Pamela Zamora Quesada is PhD Candidate in Hispanic Studies. Her doctoral work looks at the ways in which Mexican and Central American fiction from the 20th and 21st centuries challenges the environmental and humanitarian concerns of the neoliberal era. Her work, which lies at the nexus of sound studies, feminist theory, and migration studies, tackles the state’s broken pledges to safeguard its residents and the marginalization of historically underrepresented groups, such as women, migrants, and Indigenous communities.

María Cervantes is a PhD candidate in the Geography Department. Her dissertation focuses on the ways in which immigration policies and education have an impact on the choices of highly skilled migrants throughout their lives, shaping their understandings of citizenship and identity. This project contributes to the study of class and educational achievements in immigration and the impact of the COVID-19 pandemic in the future of work.

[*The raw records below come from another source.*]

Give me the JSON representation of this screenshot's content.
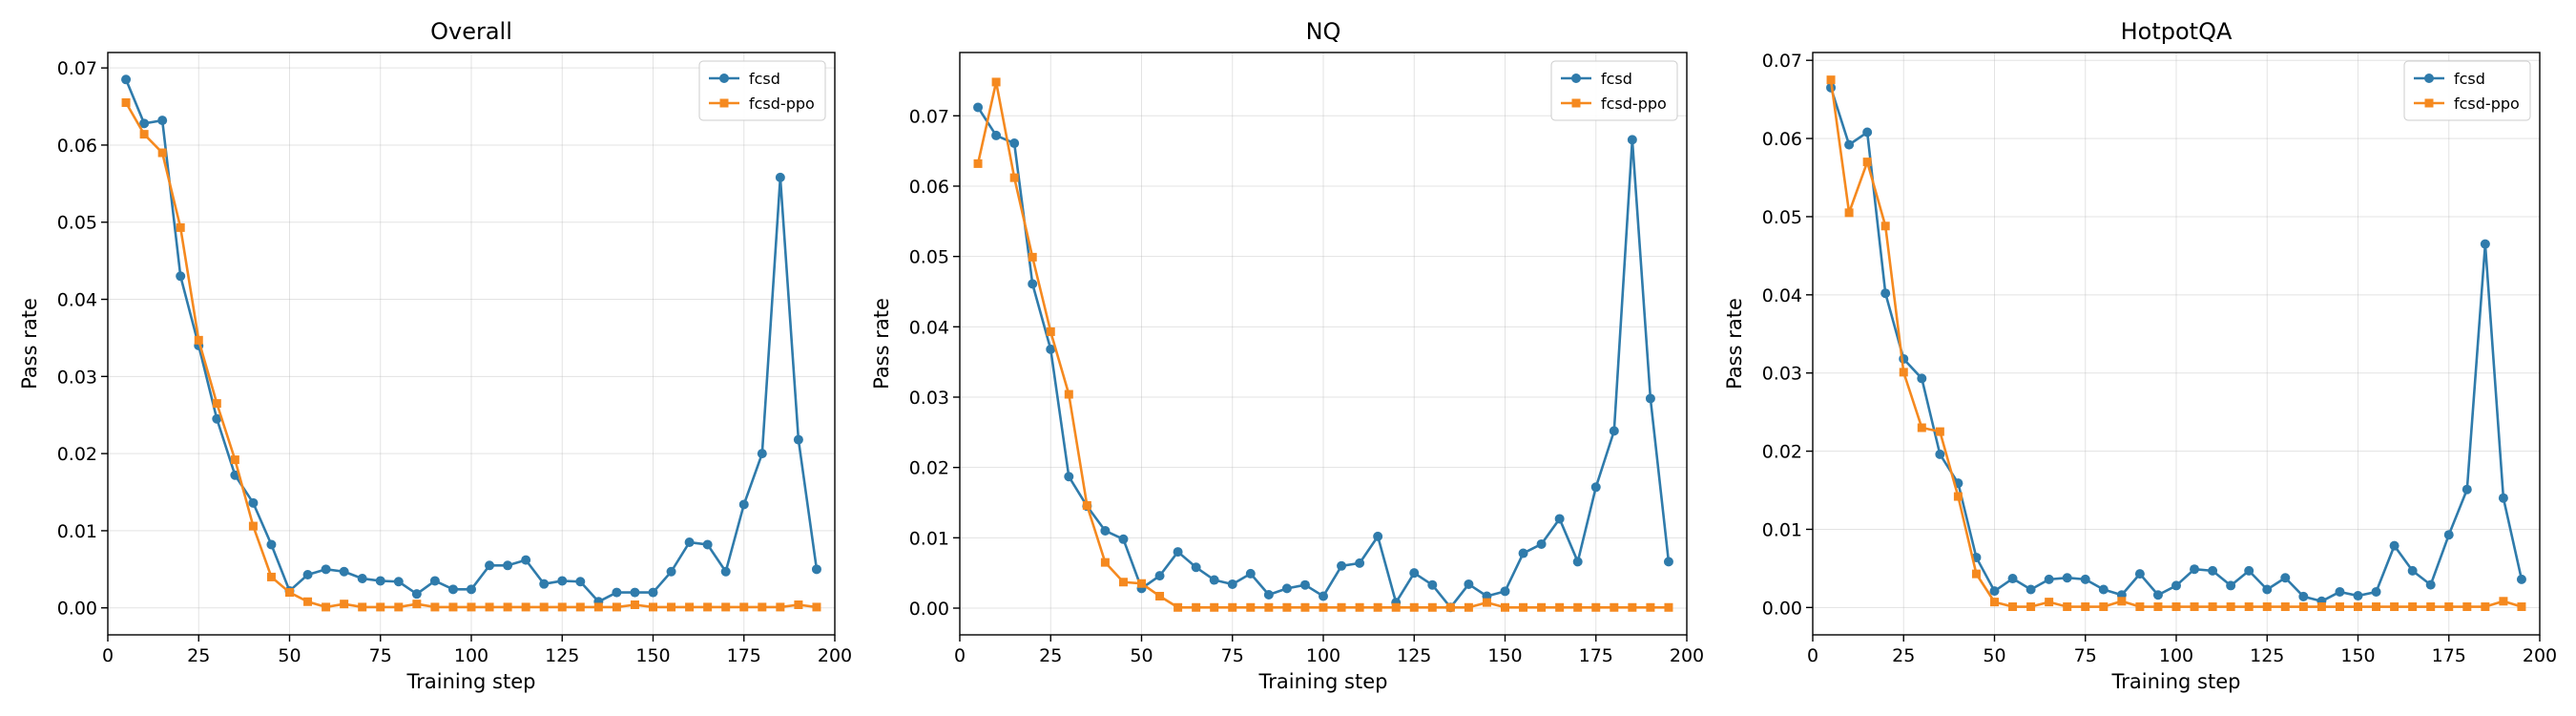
{
  "colors": {
    "fcsd": "#2f7bab",
    "fcsd-ppo": "#f5891f"
  },
  "chart_data": [
    {
      "type": "line",
      "title": "Overall",
      "xlabel": "Training step",
      "ylabel": "Pass rate",
      "xlim": [
        0,
        200
      ],
      "ylim": [
        -0.0035,
        0.072
      ],
      "xticks": [
        0,
        25,
        50,
        75,
        100,
        125,
        150,
        175,
        200
      ],
      "yticks": [
        0.0,
        0.01,
        0.02,
        0.03,
        0.04,
        0.05,
        0.06,
        0.07
      ],
      "ytick_labels": [
        "0.00",
        "0.01",
        "0.02",
        "0.03",
        "0.04",
        "0.05",
        "0.06",
        "0.07"
      ],
      "grid": true,
      "legend_position": "upper right",
      "x": [
        5,
        10,
        15,
        20,
        25,
        30,
        35,
        40,
        45,
        50,
        55,
        60,
        65,
        70,
        75,
        80,
        85,
        90,
        95,
        100,
        105,
        110,
        115,
        120,
        125,
        130,
        135,
        140,
        145,
        150,
        155,
        160,
        165,
        170,
        175,
        180,
        185,
        190,
        195
      ],
      "series": [
        {
          "name": "fcsd",
          "marker": "circle",
          "values": [
            0.0685,
            0.0628,
            0.0632,
            0.043,
            0.034,
            0.0245,
            0.0172,
            0.0136,
            0.0082,
            0.0022,
            0.0043,
            0.005,
            0.0047,
            0.0038,
            0.0035,
            0.0034,
            0.0018,
            0.0035,
            0.0024,
            0.0024,
            0.0055,
            0.0055,
            0.0062,
            0.0031,
            0.0035,
            0.0034,
            0.0008,
            0.002,
            0.002,
            0.002,
            0.0047,
            0.0085,
            0.0082,
            0.0047,
            0.0134,
            0.02,
            0.0558,
            0.0218,
            0.005
          ]
        },
        {
          "name": "fcsd-ppo",
          "marker": "square",
          "values": [
            0.0655,
            0.0614,
            0.059,
            0.0493,
            0.0347,
            0.0265,
            0.0192,
            0.0106,
            0.004,
            0.002,
            0.0008,
            0.0001,
            0.0005,
            0.0001,
            0.0001,
            0.0001,
            0.0005,
            0.0001,
            0.0001,
            0.0001,
            0.0001,
            0.0001,
            0.0001,
            0.0001,
            0.0001,
            0.0001,
            0.0001,
            0.0001,
            0.0004,
            0.0001,
            0.0001,
            0.0001,
            0.0001,
            0.0001,
            0.0001,
            0.0001,
            0.0001,
            0.0004,
            0.0001
          ]
        }
      ]
    },
    {
      "type": "line",
      "title": "NQ",
      "xlabel": "Training step",
      "ylabel": "Pass rate",
      "xlim": [
        0,
        200
      ],
      "ylim": [
        -0.0038,
        0.079
      ],
      "xticks": [
        0,
        25,
        50,
        75,
        100,
        125,
        150,
        175,
        200
      ],
      "yticks": [
        0.0,
        0.01,
        0.02,
        0.03,
        0.04,
        0.05,
        0.06,
        0.07
      ],
      "ytick_labels": [
        "0.00",
        "0.01",
        "0.02",
        "0.03",
        "0.04",
        "0.05",
        "0.06",
        "0.07"
      ],
      "grid": true,
      "legend_position": "upper right",
      "x": [
        5,
        10,
        15,
        20,
        25,
        30,
        35,
        40,
        45,
        50,
        55,
        60,
        65,
        70,
        75,
        80,
        85,
        90,
        95,
        100,
        105,
        110,
        115,
        120,
        125,
        130,
        135,
        140,
        145,
        150,
        155,
        160,
        165,
        170,
        175,
        180,
        185,
        190,
        195
      ],
      "series": [
        {
          "name": "fcsd",
          "marker": "circle",
          "values": [
            0.0712,
            0.0672,
            0.0661,
            0.0461,
            0.0368,
            0.0187,
            0.0145,
            0.011,
            0.0098,
            0.0028,
            0.0046,
            0.008,
            0.0058,
            0.004,
            0.0034,
            0.0049,
            0.0019,
            0.0028,
            0.0033,
            0.0017,
            0.006,
            0.0064,
            0.0102,
            0.0008,
            0.005,
            0.0033,
            0.0001,
            0.0034,
            0.0017,
            0.0024,
            0.0078,
            0.0091,
            0.0127,
            0.0066,
            0.0172,
            0.0252,
            0.0666,
            0.0298,
            0.0066
          ]
        },
        {
          "name": "fcsd-ppo",
          "marker": "square",
          "values": [
            0.0632,
            0.0748,
            0.0612,
            0.0499,
            0.0393,
            0.0304,
            0.0146,
            0.0065,
            0.0037,
            0.0035,
            0.0017,
            0.0001,
            0.0001,
            0.0001,
            0.0001,
            0.0001,
            0.0001,
            0.0001,
            0.0001,
            0.0001,
            0.0001,
            0.0001,
            0.0001,
            0.0001,
            0.0001,
            0.0001,
            0.0001,
            0.0001,
            0.0008,
            0.0001,
            0.0001,
            0.0001,
            0.0001,
            0.0001,
            0.0001,
            0.0001,
            0.0001,
            0.0001,
            0.0001
          ]
        }
      ]
    },
    {
      "type": "line",
      "title": "HotpotQA",
      "xlabel": "Training step",
      "ylabel": "Pass rate",
      "xlim": [
        0,
        200
      ],
      "ylim": [
        -0.0035,
        0.071
      ],
      "xticks": [
        0,
        25,
        50,
        75,
        100,
        125,
        150,
        175,
        200
      ],
      "yticks": [
        0.0,
        0.01,
        0.02,
        0.03,
        0.04,
        0.05,
        0.06,
        0.07
      ],
      "ytick_labels": [
        "0.00",
        "0.01",
        "0.02",
        "0.03",
        "0.04",
        "0.05",
        "0.06",
        "0.07"
      ],
      "grid": true,
      "legend_position": "upper right",
      "x": [
        5,
        10,
        15,
        20,
        25,
        30,
        35,
        40,
        45,
        50,
        55,
        60,
        65,
        70,
        75,
        80,
        85,
        90,
        95,
        100,
        105,
        110,
        115,
        120,
        125,
        130,
        135,
        140,
        145,
        150,
        155,
        160,
        165,
        170,
        175,
        180,
        185,
        190,
        195
      ],
      "series": [
        {
          "name": "fcsd",
          "marker": "circle",
          "values": [
            0.0665,
            0.0592,
            0.0608,
            0.0402,
            0.0318,
            0.0293,
            0.0196,
            0.0159,
            0.0064,
            0.0021,
            0.0037,
            0.0023,
            0.0036,
            0.0038,
            0.0036,
            0.0023,
            0.0016,
            0.0043,
            0.0016,
            0.0028,
            0.0049,
            0.0047,
            0.0028,
            0.0047,
            0.0023,
            0.0038,
            0.0014,
            0.0008,
            0.002,
            0.0015,
            0.002,
            0.0079,
            0.0047,
            0.0029,
            0.0093,
            0.0151,
            0.0465,
            0.014,
            0.0036
          ]
        },
        {
          "name": "fcsd-ppo",
          "marker": "square",
          "values": [
            0.0675,
            0.0505,
            0.057,
            0.0488,
            0.0301,
            0.023,
            0.0225,
            0.0142,
            0.0043,
            0.0007,
            0.0001,
            0.0001,
            0.0007,
            0.0001,
            0.0001,
            0.0001,
            0.0008,
            0.0001,
            0.0001,
            0.0001,
            0.0001,
            0.0001,
            0.0001,
            0.0001,
            0.0001,
            0.0001,
            0.0001,
            0.0001,
            0.0001,
            0.0001,
            0.0001,
            0.0001,
            0.0001,
            0.0001,
            0.0001,
            0.0001,
            0.0001,
            0.0008,
            0.0001
          ]
        }
      ]
    }
  ]
}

Camila Scheidegger Farias is a PhD student in Political Science, researching the political determinants of deforestation enforcement in the Brazilian Amazon. Her research interests lie in the intersection of state-society relations, public policy, and political institutions, particularly in environmental and Indigenous issues.

Lorenia Salgado-Leos is a PhD Candidate in Hispanic Studies. Her doctoral project, “Infrastructures of Mobility,” explores twentieth- and twenty-first-century migration, literature, and culture. With a focus on Haiti, Central America, Mexico, and the United States, she analyzes the (un)structuring of movement and evaluates infrastructures at the U.S.-Mexico border and along migrant routes across the Americas.